Cela permet d’accepter l’idée que la centration n’est pas seulement opérée sur les savoirs mais également sur le sujet apprenant. Cette orientation a d’ailleurs été prise dès les origines de la didactique. Comenius, encore lui, dans La Grande didactique, ou « Traité de l’Art universel d’enseigner tout à tous », écrit dans son prologue qu’il dirigera la « barque de sa Didactique […] à la recherche et à la découverte de la méthode qui permettra aux enseignants de moins enseigner et aux étudiants d’apprendre davantage » [Coménius, 1952] ! Critiquant les méthodes déductives issues de la Scholastique du Moyen Âge, Comenius propose, dès ce milieu du XVIIème siècle, l’établissement de programmes scolaires qui soient organisés en progression, afin de tenir compte des capacités des élèves et de leur âge. Il défend par ailleurs l’idée que des méthodes inductives doivent être employées et mises en œuvre à partir des centres d’intérêt des élèves [Bronckart et Chiss, 2005]. . Mais revenons aux temps modernes, où la dimension psychologique a d’abord été mise en évidence et promue par la thèse de Hans Aebli (Didactique psychologique, 1951). Celle-ci s’appuie notamment sur la psychologie génétique piagétienne [Martinand, 1996]. Par la suite, et à l’inverse d’une centration sur les contenus, il s’est agi de rechercher, dans les processus d’apprentissage des élèves, des structures de pensée invariantes, appelées schèmes, et ce, dans une démarche transversale aux contenus [Astolfi, in Martinand, 1996]. En symétrique de l’intérêt porté au savoir, le didacticien va ici s’intéresser à la réception de ce savoir par l’élève et, notamment, aux représentations que celui-ci se fait du savoir et qui finissent par faire obstacle à son appropriation. C’est dire si l’élève occupe une place centrale : « il devient responsable de la conquête de ses connaissances ». Les didactiques lui préfèrent d’ailleurs l’appellation d’ « apprenant » [Develay, 1992].

En miroir, le statut épistémique du Savoir est modifié, et c’est bien du savoir scolaire dont il est en définitive question. Un savoir scolaire qui s’autonomise de sa prétendue dépendance aux savoirs savants, ce qui ouvre de fait un champ de questions relatives à l’élaboration de ces objets d’enseignement et au processus de transposition didactique qu’ils subissent ou génèrent. Un autre point mérite d’être rappelé qui explique cette distanciation opérée entre ces deux régimes du savoir. Les didacticiens postulent en effet que l’origine des difficultés rencontrées par les élèves, hormis les facteurs socio-psychologiques mis en évidence ailleurs, est à trouver dans la définition, l’organisation et la présentation des savoirs scolaires aux élèves.

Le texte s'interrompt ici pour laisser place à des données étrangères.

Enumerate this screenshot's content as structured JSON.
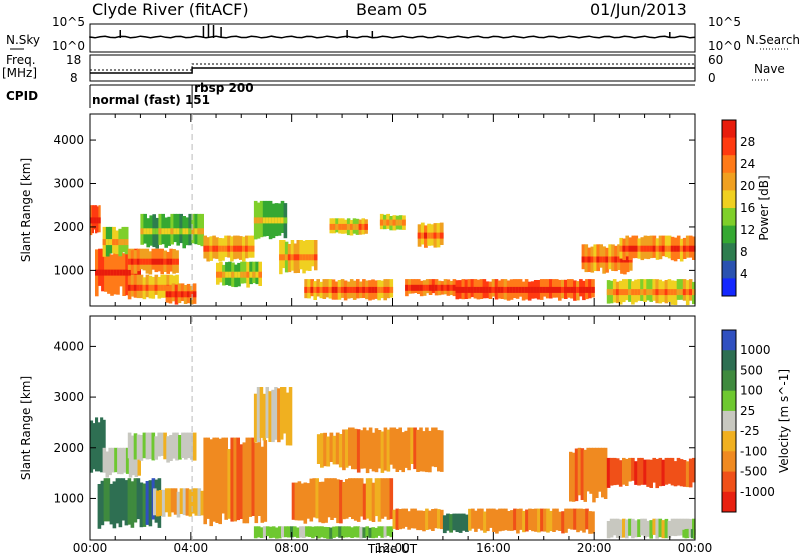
{
  "header": {
    "station": "Clyde River (fitACF)",
    "beam": "Beam 05",
    "date": "01/Jun/2013"
  },
  "strip_labels": {
    "nsky": "N.Sky",
    "nsky_ticks": [
      "10^5",
      "10^0"
    ],
    "nsearch": "N.Search",
    "nsearch_ticks": [
      "10^5",
      "10^0"
    ],
    "freq_line1": "Freq.",
    "freq_line2": "[MHz]",
    "freq_ticks": [
      "18",
      "8"
    ],
    "nave": "Nave",
    "nave_ticks": [
      "60",
      "0"
    ],
    "cpid": "CPID",
    "cpid_modes": [
      {
        "name": "normal (fast) 151",
        "start_h": 0,
        "end_h": 4.05
      },
      {
        "name": "rbsp 200",
        "start_h": 4.05,
        "end_h": 24
      }
    ]
  },
  "colors": {
    "scatter_power": [
      "#1428ff",
      "#2a52b0",
      "#2e7d4f",
      "#35a832",
      "#7fcf2a",
      "#f0d020",
      "#f0a020",
      "#ff7a18",
      "#ff3a10",
      "#e81c0c"
    ],
    "scatter_velocity": [
      "#3050c0",
      "#2e6f52",
      "#3f8a3e",
      "#6ec830",
      "#c8c8c0",
      "#f0b020",
      "#f08a20",
      "#f05018",
      "#e82010"
    ]
  },
  "chart_data": [
    {
      "type": "heatmap",
      "title": "Power",
      "xlabel": "",
      "ylabel": "Slant Range [km]",
      "xlim": [
        0,
        24
      ],
      "ylim": [
        180,
        4600
      ],
      "x_ticks": [],
      "y_ticks": [
        1000,
        2000,
        3000,
        4000
      ],
      "colorbar": {
        "label": "Power [dB]",
        "min": 0,
        "max": 32,
        "ticks": [
          4,
          8,
          12,
          16,
          20,
          24,
          28
        ]
      },
      "regions_description": "x in hours UT, y in km, value in dB",
      "regions": [
        {
          "x": [
            0.0,
            0.4
          ],
          "y": [
            1800,
            2500
          ],
          "v": 28
        },
        {
          "x": [
            0.2,
            2.0
          ],
          "y": [
            400,
            1500
          ],
          "v": 26
        },
        {
          "x": [
            0.5,
            1.5
          ],
          "y": [
            1300,
            2000
          ],
          "v": 14
        },
        {
          "x": [
            1.5,
            3.5
          ],
          "y": [
            300,
            900
          ],
          "v": 20
        },
        {
          "x": [
            1.5,
            3.5
          ],
          "y": [
            900,
            1500
          ],
          "v": 22
        },
        {
          "x": [
            2.0,
            4.5
          ],
          "y": [
            1500,
            2300
          ],
          "v": 12
        },
        {
          "x": [
            3.0,
            4.2
          ],
          "y": [
            200,
            700
          ],
          "v": 24
        },
        {
          "x": [
            4.5,
            6.5
          ],
          "y": [
            1200,
            1800
          ],
          "v": 20
        },
        {
          "x": [
            5.0,
            6.8
          ],
          "y": [
            600,
            1200
          ],
          "v": 14
        },
        {
          "x": [
            6.5,
            7.8
          ],
          "y": [
            1700,
            2600
          ],
          "v": 12
        },
        {
          "x": [
            7.5,
            9.0
          ],
          "y": [
            900,
            1700
          ],
          "v": 18
        },
        {
          "x": [
            8.5,
            12.0
          ],
          "y": [
            300,
            800
          ],
          "v": 22
        },
        {
          "x": [
            9.5,
            11.0
          ],
          "y": [
            1800,
            2200
          ],
          "v": 18
        },
        {
          "x": [
            11.5,
            12.5
          ],
          "y": [
            1900,
            2300
          ],
          "v": 16
        },
        {
          "x": [
            12.5,
            14.5
          ],
          "y": [
            400,
            800
          ],
          "v": 24
        },
        {
          "x": [
            13.0,
            14.0
          ],
          "y": [
            1500,
            2100
          ],
          "v": 20
        },
        {
          "x": [
            14.5,
            20.0
          ],
          "y": [
            300,
            800
          ],
          "v": 26
        },
        {
          "x": [
            19.5,
            21.5
          ],
          "y": [
            900,
            1600
          ],
          "v": 22
        },
        {
          "x": [
            21.0,
            24.0
          ],
          "y": [
            1200,
            1800
          ],
          "v": 22
        },
        {
          "x": [
            20.5,
            24.0
          ],
          "y": [
            200,
            800
          ],
          "v": 18
        }
      ]
    },
    {
      "type": "heatmap",
      "title": "Velocity",
      "xlabel": "Time UT",
      "ylabel": "Slant Range [km]",
      "xlim": [
        0,
        24
      ],
      "ylim": [
        180,
        4600
      ],
      "x_ticks": [
        "00:00",
        "04:00",
        "08:00",
        "12:00",
        "16:00",
        "20:00",
        "00:00"
      ],
      "y_ticks": [
        1000,
        2000,
        3000,
        4000
      ],
      "colorbar": {
        "label": "Velocity [m s^-1]",
        "ticks": [
          "1000",
          "500",
          "100",
          "25",
          "-25",
          "-100",
          "-500",
          "-1000"
        ]
      },
      "regions_description": "x in hours UT, y in km, value index in velocity color scale",
      "regions": [
        {
          "x": [
            0.0,
            0.6
          ],
          "y": [
            1500,
            2600
          ],
          "v": 1
        },
        {
          "x": [
            0.3,
            2.8
          ],
          "y": [
            400,
            1400
          ],
          "v": 1
        },
        {
          "x": [
            0.5,
            2.0
          ],
          "y": [
            1400,
            2000
          ],
          "v": 4
        },
        {
          "x": [
            1.5,
            4.2
          ],
          "y": [
            1700,
            2300
          ],
          "v": 4
        },
        {
          "x": [
            2.5,
            4.5
          ],
          "y": [
            600,
            1200
          ],
          "v": 5
        },
        {
          "x": [
            4.5,
            7.0
          ],
          "y": [
            400,
            2200
          ],
          "v": 6
        },
        {
          "x": [
            6.5,
            8.0
          ],
          "y": [
            2000,
            3200
          ],
          "v": 5
        },
        {
          "x": [
            8.0,
            12.0
          ],
          "y": [
            500,
            1400
          ],
          "v": 6
        },
        {
          "x": [
            9.0,
            10.0
          ],
          "y": [
            1600,
            2300
          ],
          "v": 5
        },
        {
          "x": [
            10.0,
            14.0
          ],
          "y": [
            1500,
            2400
          ],
          "v": 6
        },
        {
          "x": [
            6.5,
            12.0
          ],
          "y": [
            200,
            450
          ],
          "v": 3
        },
        {
          "x": [
            12.0,
            14.0
          ],
          "y": [
            350,
            800
          ],
          "v": 6
        },
        {
          "x": [
            14.0,
            15.0
          ],
          "y": [
            300,
            700
          ],
          "v": 1
        },
        {
          "x": [
            15.0,
            20.0
          ],
          "y": [
            300,
            800
          ],
          "v": 6
        },
        {
          "x": [
            19.0,
            20.5
          ],
          "y": [
            900,
            2000
          ],
          "v": 6
        },
        {
          "x": [
            20.5,
            24.0
          ],
          "y": [
            1200,
            1800
          ],
          "v": 7
        },
        {
          "x": [
            20.5,
            24.0
          ],
          "y": [
            200,
            600
          ],
          "v": 4
        },
        {
          "x": [
            23.5,
            24.0
          ],
          "y": [
            200,
            400
          ],
          "v": 3
        }
      ]
    }
  ]
}
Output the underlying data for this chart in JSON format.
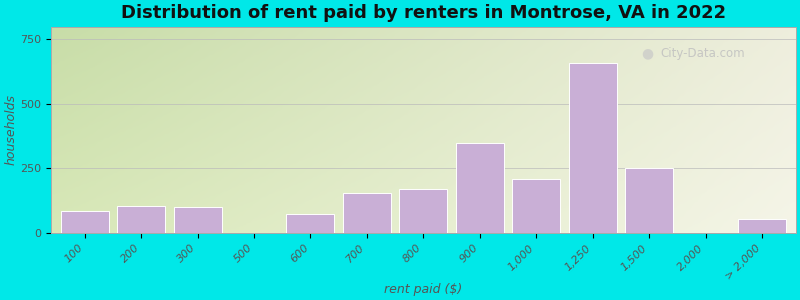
{
  "title": "Distribution of rent paid by renters in Montrose, VA in 2022",
  "xlabel": "rent paid ($)",
  "ylabel": "households",
  "bar_color": "#c9afd6",
  "bar_edge_color": "#ffffff",
  "categories": [
    "100",
    "200",
    "300",
    "500",
    "600",
    "700",
    "800",
    "900",
    "1,000",
    "1,250",
    "1,500",
    "2,000",
    "> 2,000"
  ],
  "values": [
    85,
    105,
    100,
    0,
    75,
    155,
    170,
    350,
    210,
    660,
    250,
    0,
    55
  ],
  "yticks": [
    0,
    250,
    500,
    750
  ],
  "ylim": [
    0,
    800
  ],
  "bg_color_tl": "#c8dda8",
  "bg_color_tr": "#eeeedd",
  "bg_color_bl": "#d8e8b8",
  "bg_color_br": "#f0f0e0",
  "outer_bg": "#00e8e8",
  "watermark_text": "City-Data.com",
  "title_fontsize": 13,
  "axis_label_fontsize": 9,
  "tick_fontsize": 8,
  "grid_color": "#bbbbbb",
  "spine_color": "#aaaaaa",
  "text_color": "#555555",
  "title_color": "#111111"
}
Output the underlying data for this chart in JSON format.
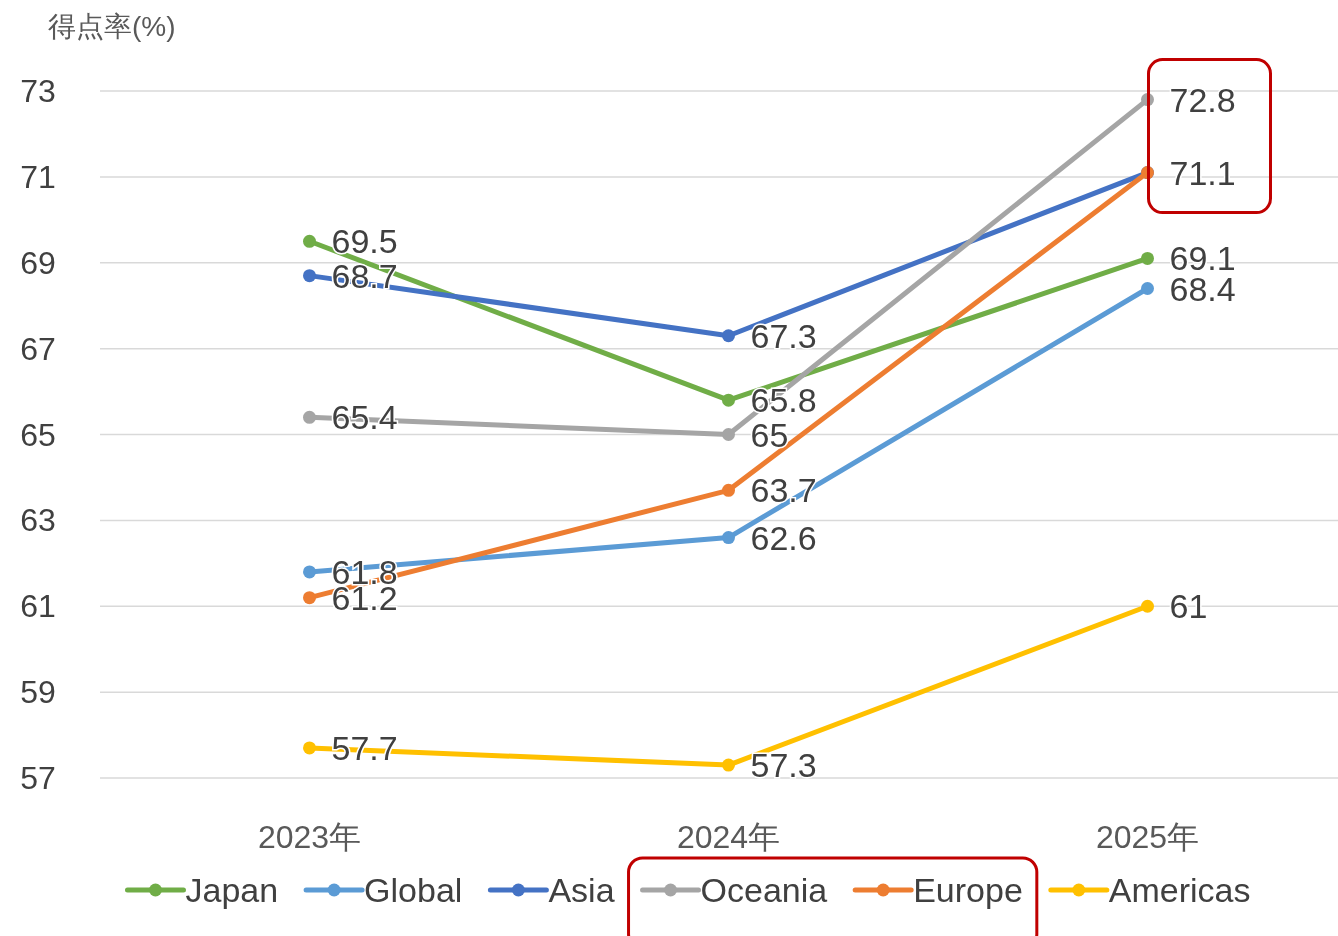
{
  "chart_data": {
    "type": "line",
    "ylabel": "得点率(%)",
    "categories": [
      "2023年",
      "2024年",
      "2025年"
    ],
    "series": [
      {
        "name": "Japan",
        "color": "#70ad47",
        "values": [
          69.5,
          65.8,
          69.1
        ],
        "value_labels": [
          "69.5",
          "65.8",
          "69.1"
        ]
      },
      {
        "name": "Global",
        "color": "#5b9bd5",
        "values": [
          61.8,
          62.6,
          68.4
        ],
        "value_labels": [
          "61.8",
          "62.6",
          "68.4"
        ]
      },
      {
        "name": "Asia",
        "color": "#4472c4",
        "values": [
          68.7,
          67.3,
          71.1
        ],
        "value_labels": [
          "68.7",
          "67.3",
          "71.1"
        ]
      },
      {
        "name": "Oceania",
        "color": "#a5a5a5",
        "values": [
          65.4,
          65,
          72.8
        ],
        "value_labels": [
          "65.4",
          "65",
          "72.8"
        ]
      },
      {
        "name": "Europe",
        "color": "#ed7d31",
        "values": [
          61.2,
          63.7,
          71.1
        ],
        "value_labels": [
          "61.2",
          "63.7",
          null
        ]
      },
      {
        "name": "Americas",
        "color": "#ffc000",
        "values": [
          57.7,
          57.3,
          61
        ],
        "value_labels": [
          "57.7",
          "57.3",
          "61"
        ]
      }
    ],
    "ylim": [
      57,
      73
    ],
    "yticks": [
      57,
      59,
      61,
      63,
      65,
      67,
      69,
      71,
      73
    ],
    "grid": "y",
    "legend": "bottom",
    "marker": "circle"
  }
}
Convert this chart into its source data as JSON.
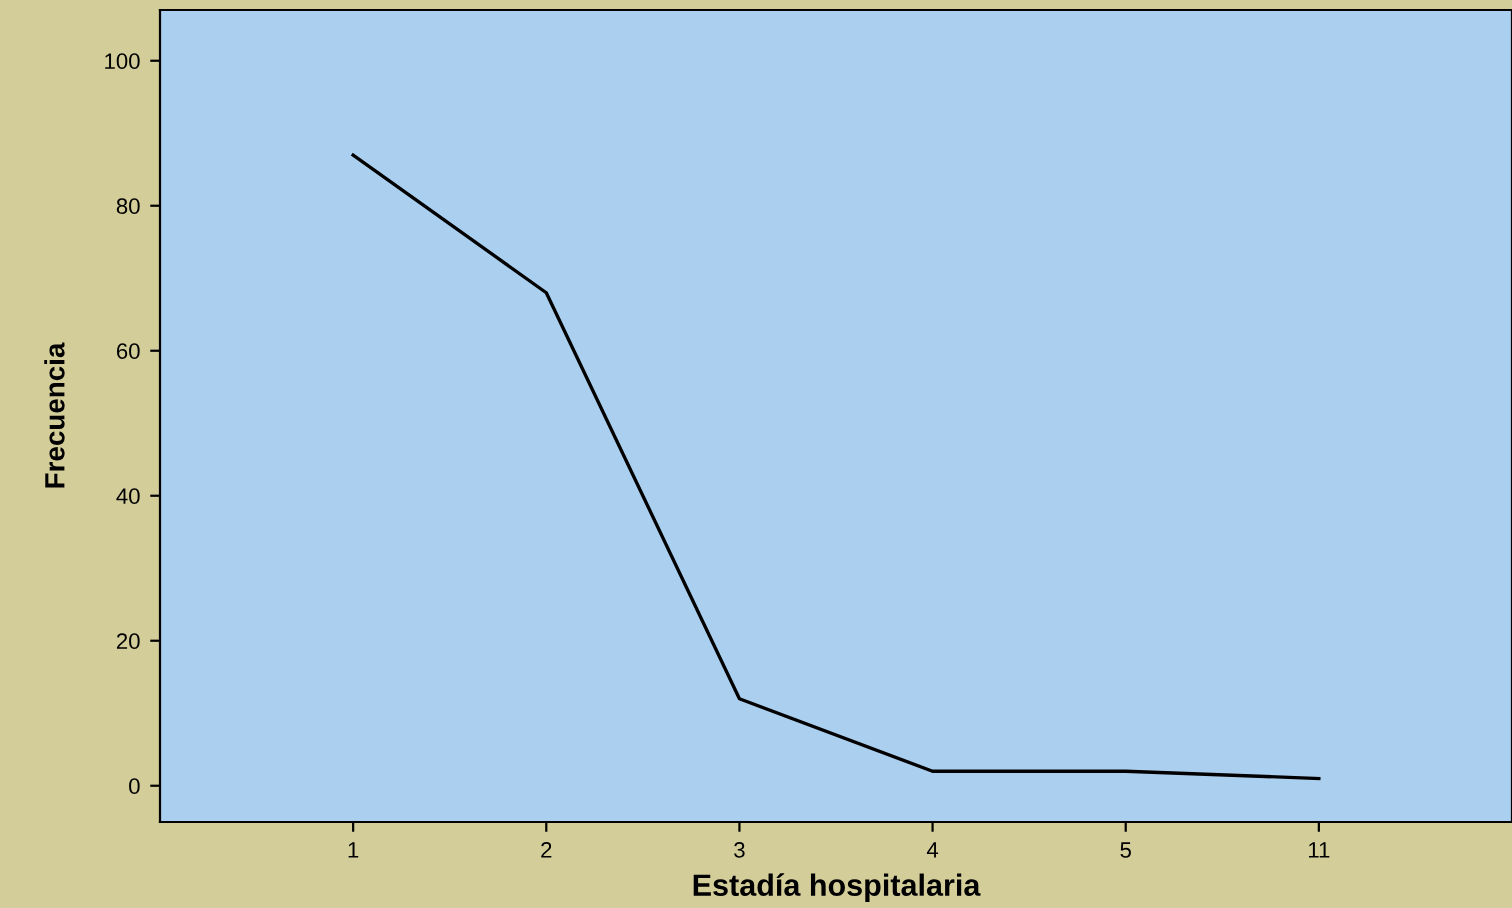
{
  "chart_data": {
    "type": "line",
    "xlabel": "Estadía hospitalaria",
    "ylabel": "Frecuencia",
    "categories": [
      "1",
      "2",
      "3",
      "4",
      "5",
      "11"
    ],
    "series": [
      {
        "color": "#000000",
        "values": [
          87,
          68,
          12,
          2,
          2,
          1
        ]
      }
    ],
    "ylim": [
      -5,
      107
    ],
    "yticks": [
      0,
      20,
      40,
      60,
      80,
      100
    ],
    "grid": false,
    "legend": false,
    "marker": "none",
    "line_style": "solid"
  }
}
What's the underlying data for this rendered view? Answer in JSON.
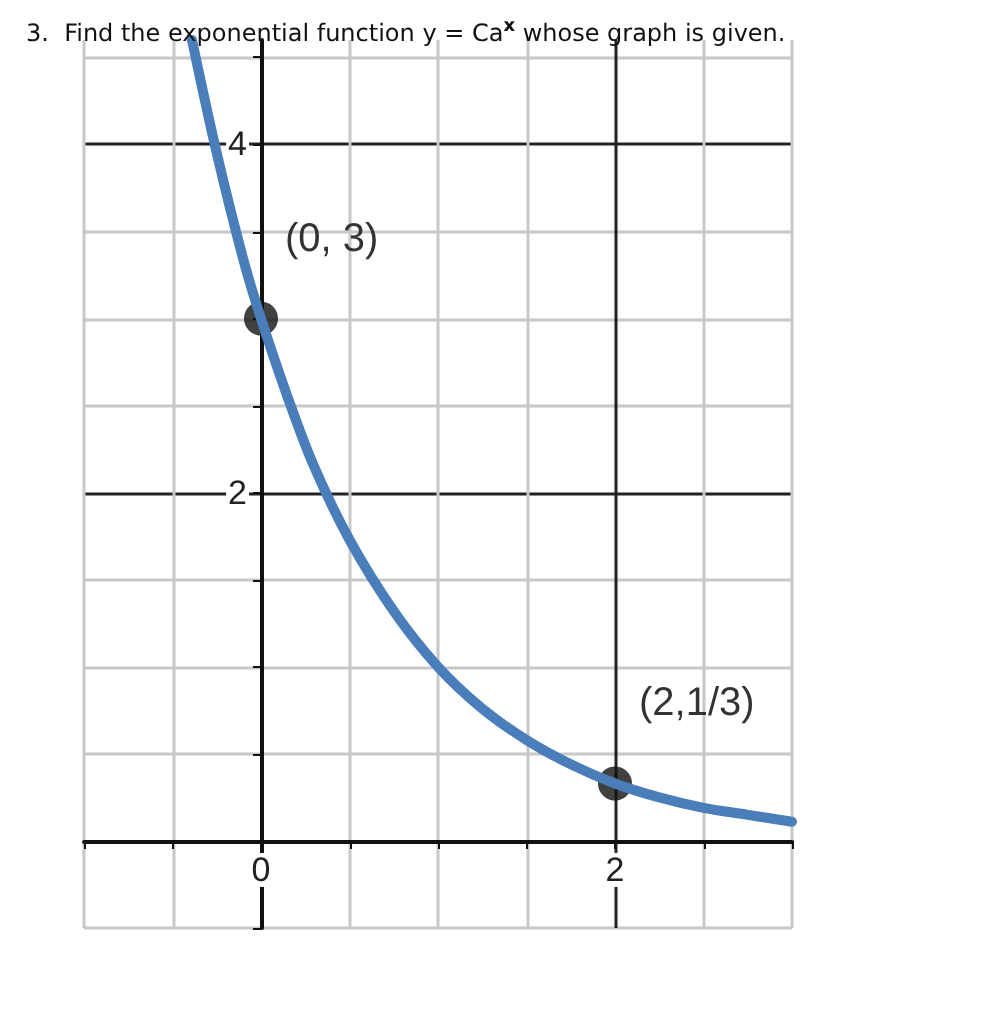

Ainsi, l’objet central de l’étude des didactiques, au travers de l’intérêt porté à l’apprenant, s’avère constitué d’un certain rapport au savoir, celui qu’entretient ce dernier avec le sujet cognitif . Tout travail sur la matière scolaire, i.e. les contenus à enseigner, perdrait alors toute pertinence à ne considérer que l’aspect transpositionnel (leur attache aux savoirs de référence) dans un rapport exclusif. Il convient au contraire, et en terme de complémentarité, de considérer avec le même intérêt les mécanismes d’appropriation, comprenons les opérations de réception et de construction (re-construction, co-construction), du savoir par l’apprenant.

Ces préoccupations qu’assument les didactiques font dire à Marguerite Altet, et pour en revenir à nouveau à un argument qui viserait à caractériser l’opposition tant recherchée entre pédagogie et didactique, que si la pédagogie est du côté de l’enseignant, la didactique, quant à elle, se situe du côté de l’apprenant et des contenus [Altet, 1994].

2. Un objet d’étude à trois facettes : le système didactique

Nous venons de délimiter au moins deux champs de la réflexion didactique : la question de l’élaboration des contenus et la question psychologique de leur appropriation par le sujet cognitif. Il est temps d’inscrire à présent ces perspectives dans un système plus large qui les articule et leur restitue tout leur intérêt. Il ne s’agit ni plus ni moins que de définir l’objet d’étude des didactiques des disciplines, à savoir le système didactique.

21. Le système didactique exprimé par un modèle ternaire : le triangle didactique

Évoquer le système didactique, c’est faire référence à Yves Chevallard et à son ouvrage La Transposition didactique [1985]. Pour ce didacticien des mathématiques, la didactique s’intéresse au jeu qui se mène entre un enseignant, des élèves, et un savoir (disciplinaire), i.e. le « savoir enseigné ». Trois places, donc, organisent le système didactique (fig. 1).

Triangle-didactique_1

Yves Chevallard semble vouloir promouvoir ce triptyque en réaction contre le modèle binaire de la pédagogie qui privilégie, selon lui, la relation binaire enseignant/enseigné. Dans cette nouvelle combinaison est introduit un troisième pôle, qui est le Savoir, « si curieusement oublié ». On retrouvera là cette revendication de la spécificité disciplinaire déjà pointée.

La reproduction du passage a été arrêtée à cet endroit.